Writing under the label of Here and Now, Times media columnist Tim Rutten rants in today's Calendar about traffic and the pointlessness of building our way out of this mess. As he sees it, "at any given moment, the Westside is just a Lexus, two BMW SUVs and a Hummer away from total gridlock." L.A. driving began going to hell, he figures, about 1990: "Those of us who remember when you could leave downtown at 7 and easily make dinner in Santa Monica by 7:30 want that back because we're Southern Californians, and we're entitled to it."
This great civilization whose grand processional boulevard — Wilshire — was the first ever designed specifically to accommodate the automobile is in full decline-and-fall mode and we're all in denial. We're strangling on traffic, and the best people can do is trade "surface street routes" to the Westside as if they were atomic secrets or try to convince themselves that they don't actually mind their hideous commute because it gives them more time to spend with "All Things Considered."
Worse yet, people once again have started nodding their heads when one or another dough-faced urban planner from the Institute for a Joyless Future or some pol with lots of contractor friends starts talking up another public transit project.
Well, I've been to that dance before and this time count me out.
Not the real me, but the archetypal me — the native Southern Californian and nearly lifelong Angeleno, who believes that when Jefferson wrote the words "pursuit of happiness" he had in mind something with leather seats and a little snap. What this archetypal me objects to is that transit projects never seem to accomplish what really needs to be done, which is to get other people out of their cars so that mine can take me where I want to go — fast.
Public transit could cure all this, if only other people would use it.
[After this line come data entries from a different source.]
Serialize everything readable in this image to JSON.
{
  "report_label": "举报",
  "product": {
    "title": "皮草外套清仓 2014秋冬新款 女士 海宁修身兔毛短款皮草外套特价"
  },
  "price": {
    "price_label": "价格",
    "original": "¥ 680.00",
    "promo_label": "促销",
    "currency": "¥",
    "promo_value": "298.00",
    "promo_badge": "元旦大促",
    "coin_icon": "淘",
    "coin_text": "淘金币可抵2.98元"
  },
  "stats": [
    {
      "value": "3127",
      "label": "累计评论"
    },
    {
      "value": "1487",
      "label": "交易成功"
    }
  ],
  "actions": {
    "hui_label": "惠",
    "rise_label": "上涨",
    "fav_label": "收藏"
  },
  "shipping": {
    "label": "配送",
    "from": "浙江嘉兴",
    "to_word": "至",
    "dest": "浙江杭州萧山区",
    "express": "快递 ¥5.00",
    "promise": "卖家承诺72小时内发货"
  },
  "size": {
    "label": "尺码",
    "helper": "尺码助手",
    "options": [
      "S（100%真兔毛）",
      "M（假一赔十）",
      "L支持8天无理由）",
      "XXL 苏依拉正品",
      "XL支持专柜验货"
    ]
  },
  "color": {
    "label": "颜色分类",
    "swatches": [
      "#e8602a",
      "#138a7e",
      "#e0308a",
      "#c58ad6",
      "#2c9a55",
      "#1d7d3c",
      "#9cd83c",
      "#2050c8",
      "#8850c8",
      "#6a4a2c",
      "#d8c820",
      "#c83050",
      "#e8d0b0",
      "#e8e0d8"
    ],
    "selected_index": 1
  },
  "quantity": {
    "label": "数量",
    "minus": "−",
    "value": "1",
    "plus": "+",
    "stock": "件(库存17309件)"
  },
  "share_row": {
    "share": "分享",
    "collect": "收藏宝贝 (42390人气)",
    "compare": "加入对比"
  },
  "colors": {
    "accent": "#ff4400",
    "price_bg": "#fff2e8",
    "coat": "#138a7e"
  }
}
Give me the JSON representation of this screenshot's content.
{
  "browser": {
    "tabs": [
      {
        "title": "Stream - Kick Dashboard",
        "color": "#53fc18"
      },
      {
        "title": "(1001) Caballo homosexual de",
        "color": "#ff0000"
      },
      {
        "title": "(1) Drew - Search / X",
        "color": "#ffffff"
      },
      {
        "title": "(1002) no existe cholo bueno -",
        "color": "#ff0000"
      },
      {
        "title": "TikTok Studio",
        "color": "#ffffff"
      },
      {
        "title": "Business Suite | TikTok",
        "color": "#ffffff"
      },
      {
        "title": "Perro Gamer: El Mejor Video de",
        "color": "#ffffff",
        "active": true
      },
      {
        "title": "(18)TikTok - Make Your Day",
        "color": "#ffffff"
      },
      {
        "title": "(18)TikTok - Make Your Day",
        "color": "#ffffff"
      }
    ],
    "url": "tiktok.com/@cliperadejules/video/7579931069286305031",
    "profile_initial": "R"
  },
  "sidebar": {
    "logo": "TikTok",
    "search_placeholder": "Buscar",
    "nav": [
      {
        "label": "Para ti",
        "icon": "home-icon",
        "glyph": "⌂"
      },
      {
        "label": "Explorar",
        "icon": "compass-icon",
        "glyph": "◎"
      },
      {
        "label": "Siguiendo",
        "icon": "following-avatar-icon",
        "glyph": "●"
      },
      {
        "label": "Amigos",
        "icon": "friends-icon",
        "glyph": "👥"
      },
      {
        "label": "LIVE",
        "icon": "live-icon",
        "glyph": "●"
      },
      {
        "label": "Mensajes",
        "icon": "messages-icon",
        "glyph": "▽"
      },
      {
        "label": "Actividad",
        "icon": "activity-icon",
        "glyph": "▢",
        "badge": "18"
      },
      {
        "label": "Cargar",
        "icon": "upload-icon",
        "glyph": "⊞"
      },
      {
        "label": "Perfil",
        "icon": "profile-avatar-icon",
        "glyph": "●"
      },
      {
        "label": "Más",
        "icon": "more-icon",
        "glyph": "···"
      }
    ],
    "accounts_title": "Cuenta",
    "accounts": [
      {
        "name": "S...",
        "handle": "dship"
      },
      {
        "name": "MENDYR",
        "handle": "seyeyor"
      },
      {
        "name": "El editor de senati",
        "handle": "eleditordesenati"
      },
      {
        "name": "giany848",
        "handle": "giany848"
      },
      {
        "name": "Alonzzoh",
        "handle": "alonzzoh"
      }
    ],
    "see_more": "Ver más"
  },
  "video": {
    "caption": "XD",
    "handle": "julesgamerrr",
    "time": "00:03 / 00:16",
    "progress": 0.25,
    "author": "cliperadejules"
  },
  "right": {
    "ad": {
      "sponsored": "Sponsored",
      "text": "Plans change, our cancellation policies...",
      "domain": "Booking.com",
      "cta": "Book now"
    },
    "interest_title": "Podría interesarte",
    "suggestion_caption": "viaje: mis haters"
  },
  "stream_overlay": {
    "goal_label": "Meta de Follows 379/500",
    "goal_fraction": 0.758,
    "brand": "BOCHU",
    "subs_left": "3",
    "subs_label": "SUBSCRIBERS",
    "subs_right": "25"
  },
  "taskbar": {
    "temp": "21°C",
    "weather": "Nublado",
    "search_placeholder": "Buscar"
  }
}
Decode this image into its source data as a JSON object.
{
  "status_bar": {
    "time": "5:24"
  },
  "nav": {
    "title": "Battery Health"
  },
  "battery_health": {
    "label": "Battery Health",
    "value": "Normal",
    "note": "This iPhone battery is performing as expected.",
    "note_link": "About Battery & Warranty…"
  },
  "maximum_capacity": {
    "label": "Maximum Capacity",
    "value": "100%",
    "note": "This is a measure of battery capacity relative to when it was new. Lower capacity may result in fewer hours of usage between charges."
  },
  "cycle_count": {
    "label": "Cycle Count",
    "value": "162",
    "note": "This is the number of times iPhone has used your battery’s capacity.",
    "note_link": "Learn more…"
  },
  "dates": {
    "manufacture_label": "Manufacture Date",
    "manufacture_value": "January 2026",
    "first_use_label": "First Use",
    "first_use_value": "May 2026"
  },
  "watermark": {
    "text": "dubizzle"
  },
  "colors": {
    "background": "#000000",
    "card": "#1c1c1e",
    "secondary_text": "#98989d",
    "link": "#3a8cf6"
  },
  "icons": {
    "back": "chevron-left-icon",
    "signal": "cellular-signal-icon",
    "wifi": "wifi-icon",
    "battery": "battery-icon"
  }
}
Actually, Los Angeles already has two public transit systems, one of them full and one of them pretty much empty. The one that's full is the bus system. Its riders are mostly people who can't afford a car or — for one reason or another — can't operate one. They're people with no choice. Now, lots of smart people will tell you that modern, high-tech buses are the only form of public transportation that makes sense in a sprawling city like Los Angeles. The fact is, though, that buses are transit's equivalent of the Toyota Corolla. They may be functional wonders, but the only hearts that race at the sight of them are covered by pocket protectors.
The other transit system looks like public transportation should — light, heavy or subterranean, it runs on rails. It has stations and not just "stops." It's really expensive, so it should appeal to people with a choice, but the problem is that most of them still don't choose to use it.
Ignore the MTA's ridership numbers. When it comes to fiddling the books, those guys are the WorldCom of public agencies. The subway cost billions, but — so far — its major achievement has been to save Langer's Deli by putting America's best pastrami within convenient reach of the downtown lunch crowd.